Retirement | March 26, 2020

Help Protect Retirement Income: Understand Sequence-of-Returns Risk

Volatility in the markets can quickly upend your sense of financial well-being—and undermine the theory that a well-funded retirement portfolio will provide a lifetime of steady income. If you’re nearing or in retirement and are worried about how you’ll make your portfolio last in uncertain times, make sure you understand sequence-of-returns risk. Taking this little-known risk into consideration could help preserve some of your portfolio’s value and help your bottom line recover more quickly.

Weathering a downturn in retirement

Sequence-of-returns risk refers to the possibility that you’ll have to withdraw funds at the same time that your portfolio is losing value. Because you have to sell more shares to get the same amount of cash, you’re left you with fewer shares to compound in the future. “That’s like dollar-cost averaging backwards,” says Rob Williams, vice president of financial planning at the Schwab Center for Financial Research.  “If you sell when prices are down, you further deplete your portfolio.”

Then, when the market bounces back, your shrunken portfolio won’t fully benefit from the gains because you’ve sold so many shares. If the decline is steep or lasts awhile, that could make it even harder to recover. How can you help minimize this lost ground? Consider reducing your withdrawal rate.

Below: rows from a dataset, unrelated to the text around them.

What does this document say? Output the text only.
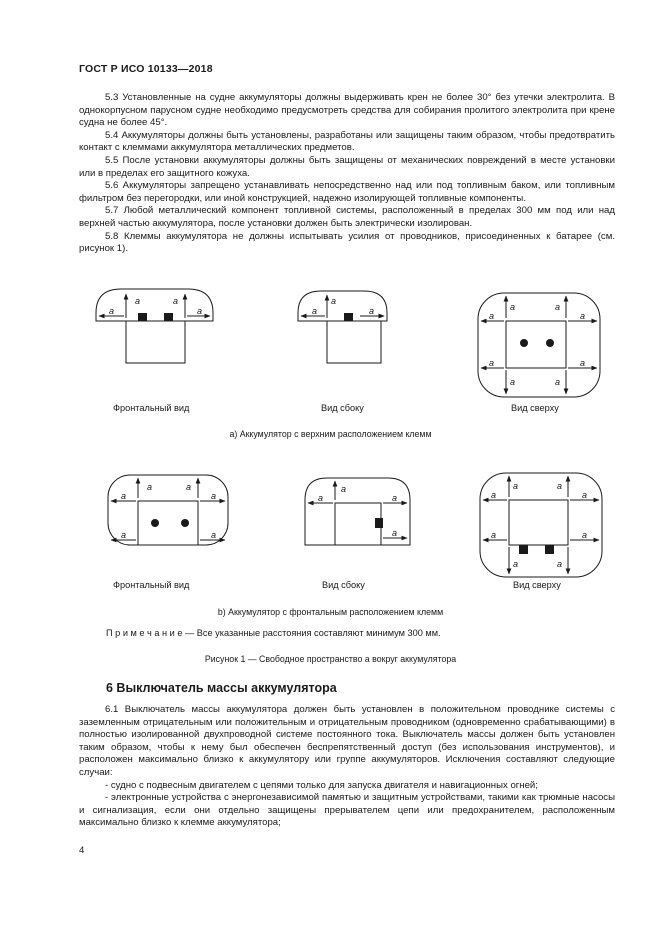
ГОСТ Р ИСО 10133—2018

5.3 Установленные на судне аккумуляторы должны выдерживать крен не более 30° без утечки электролита. В однокорпусном парусном судне необходимо предусмотреть средства для собирания пролитого электролита при крене судна не более 45°.

5.4 Аккумуляторы должны быть установлены, разработаны или защищены таким образом, чтобы предотвратить контакт с клеммами аккумулятора металлических предметов.

5.5 После установки аккумуляторы должны быть защищены от механических повреждений в месте установки или в пределах его защитного кожуха.

5.6 Аккумуляторы запрещено устанавливать непосредственно над или под топливным баком, или топливным фильтром без перегородки, или иной конструкцией, надежно изолирующей топливные компоненты.

5.7 Любой металлический компонент топливной системы, расположенный в пределах 300 мм под или над верхней частью аккумулятора, после установки должен быть электрически изолирован.

5.8 Клеммы аккумулятора не должны испытывать усилия от проводников, присоединенных к батарее (см. рисунок 1).

a	a
a	a	a
a
a	a	a
a	a
a	a
a	a
a	a
a	a
a	a
a
a	a
a
a	a
a	a
a	a
a	a
Фронтальный вид	Вид сбоку	Вид сверху
а) Аккумулятор с верхним расположением клемм
Фронтальный вид	Вид сбоку	Вид сверху
b) Аккумулятор с фронтальным расположением клемм
П р и м е ч а н и е — Все указанные расстояния составляют минимум 300 мм.
Рисунок 1 — Свободное пространство а вокруг аккумулятора
6 Выключатель массы аккумулятора

6.1 Выключатель массы аккумулятора должен быть установлен в положительном проводнике системы с заземленным отрицательным или положительным и отрицательным проводником (одновременно срабатывающими) в полностью изолированной двухпроводной системе постоянного тока. Выключатель массы должен быть установлен таким образом, чтобы к нему был обеспечен беспрепятственный доступ (без использования инструментов), и расположен максимально близко к аккумулятору или группе аккумуляторов. Исключения составляют следующие случаи:

- судно с подвесным двигателем с цепями только для запуска двигателя и навигационных огней;

- электронные устройства с энергонезависимой памятью и защитным устройствами, такими как трюмные насосы и сигнализация, если они отдельно защищены прерывателем цепи или предохранителем, расположенным максимально близко к клемме аккумулятора;

4
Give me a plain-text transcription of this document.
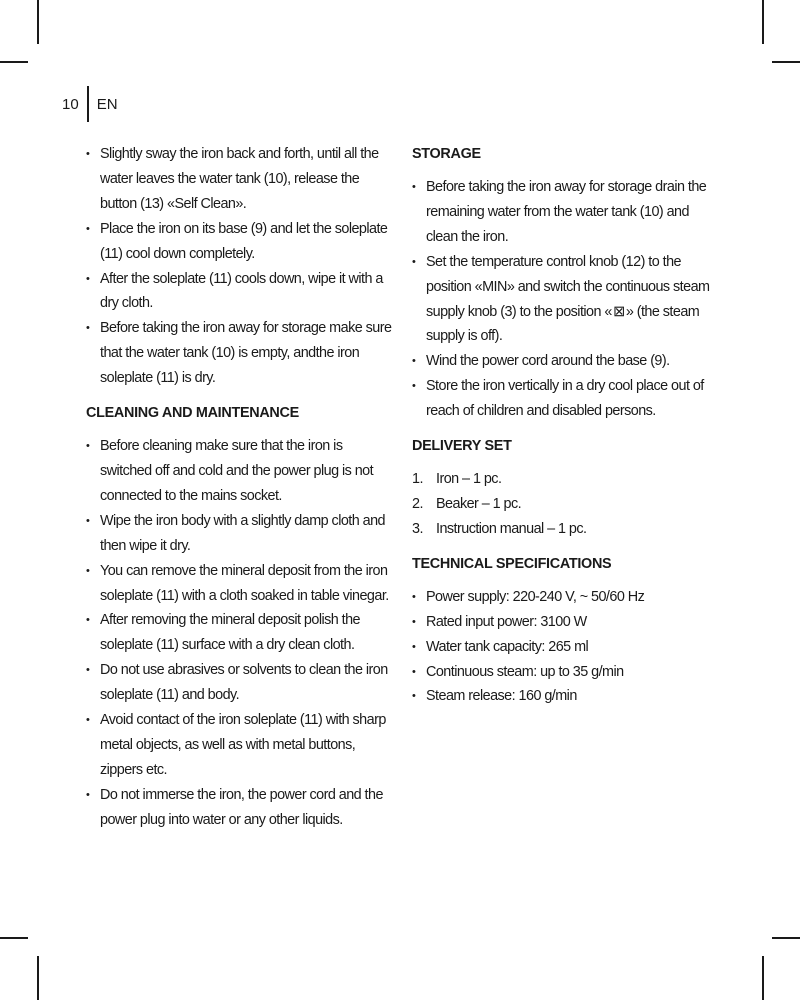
10 EN
• Slightly sway the iron back and forth, until all the water leaves the water tank (10), release the button (13) «Self Clean».
• Place the iron on its base (9) and let the soleplate (11) cool down completely.
• After the soleplate (11) cools down, wipe it with a dry cloth.
• Before taking the iron away for storage make sure that the water tank (10) is empty, andthe iron soleplate (11) is dry.
CLEANING AND MAINTENANCE
• Before cleaning make sure that the iron is switched off and cold and the power plug is not connected to the mains socket.
• Wipe the iron body with a slightly damp cloth and then wipe it dry.
• You can remove the mineral deposit from the iron soleplate (11) with a cloth soaked in table vinegar.
• After removing the mineral deposit polish the soleplate (11) surface with a dry clean cloth.
• Do not use abrasives or solvents to clean the iron soleplate (11) and body.
• Avoid contact of the iron soleplate (11) with sharp metal objects, as well as with metal buttons, zippers etc.
• Do not immerse the iron, the power cord and the power plug into water or any other liquids.
STORAGE
• Before taking the iron away for storage drain the remaining water from the water tank (10) and clean the iron.
• Set the temperature control knob (12) to the position «MIN» and switch the continuous steam supply knob (3) to the position «⊠» (the steam supply is off).
• Wind the power cord around the base (9).
• Store the iron vertically in a dry cool place out of reach of children and disabled persons.
DELIVERY SET
1. Iron – 1 pc.
2. Beaker – 1 pc.
3. Instruction manual – 1 pc.
TECHNICAL SPECIFICATIONS
• Power supply: 220-240 V, ~ 50/60 Hz
• Rated input power: 3100 W
• Water tank capacity: 265 ml
• Continuous steam: up to 35 g/min
• Steam release: 160 g/min
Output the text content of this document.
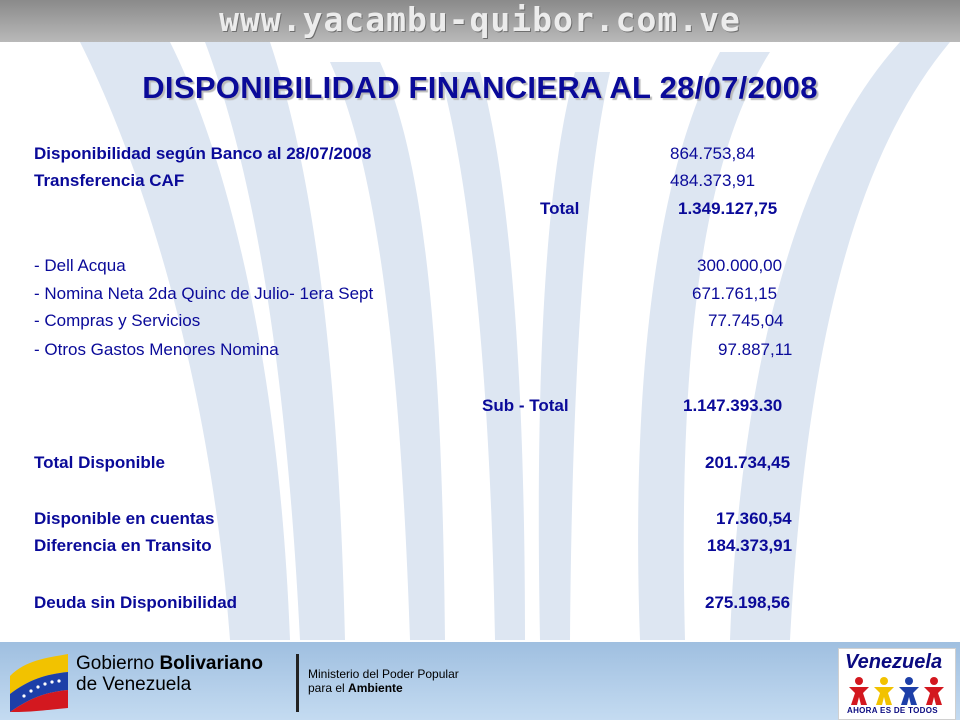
www.yacambu-quibor.com.ve
DISPONIBILIDAD FINANCIERA AL 28/07/2008
Disponibilidad según Banco al 28/07/2008	864.753,84
Transferencia CAF	484.373,91
Total	1.349.127,75
- Dell Acqua	300.000,00
- Nomina Neta 2da Quinc de Julio- 1era Sept	671.761,15
- Compras y Servicios	77.745,04
- Otros Gastos Menores Nomina	97.887,11
Sub - Total	1.147.393.30
Total Disponible	201.734,45
Disponible en cuentas	17.360,54
Diferencia en Transito	184.373,91
Deuda sin Disponibilidad	275.198,56
Gobierno Bolivariano
de Venezuela	Ministerio del Poder Popular
para el Ambiente
Venezuela
AHORA ES DE TODOS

In the chart above, Bill and John each retire with a well-diversified portfolio of $1.2 million and decide to follow the popular 4% withdrawal rule. If their assets grow at 6% per year and they spend 4% in the first year of retirement—in this case $48,000—and then adjust that figure annually for inflation, their assets could last 30 years. 

Unfortunately, the market falls 10% in the first year and 10% the following year. Having stuck to their withdrawal plan, they both enter their third year of retirement with a balance just under $890,000. 

A rebounding market would quickly make up lost ground, right? Unfortunately, no—those continuing withdrawals are a strong headwind. But by dialing back his withdrawals to 2% Bill would cut his recovery time to just eight years. John, on the other hand, would need 16 consecutive years of 6% annual gains to get back to where he started.

“Bucketing” to reduce sequence-of-returns risk

To reduce your exposure to the sequence-of-returns risk, move some of your assets into low-risk, low-volatility investments like bonds and cash investments. Be sure to leave the bulk of your funds invested more aggressively, however. Why? Moving all your money into low-risk, low-volatility investments could mean abandoning growth potential and possibly winding up in a worse predicament.

Rob recommends keeping a year’s worth of expenses in cash, and another three to five years’ worth in assets that can be easily liquidated (for example, high-quality, short-term bonds and cash), if you can. With these protective measures in place, you might feel comfortable taking on more risk with the rest of your portfolio.

Build flexibility into your plan

If the market continues to trend downward, try scaling back a planned withdrawal even further or even skipping it. You could also forgo inflation adjustments or postpone large expenses. These steps may not have a noticeable impact on your day-to-day comfort level but, compounded, they can help keep your portfolio robust. If you can avoid a major sale of higher-risk investments in a down market—especially early in retirement—all the better.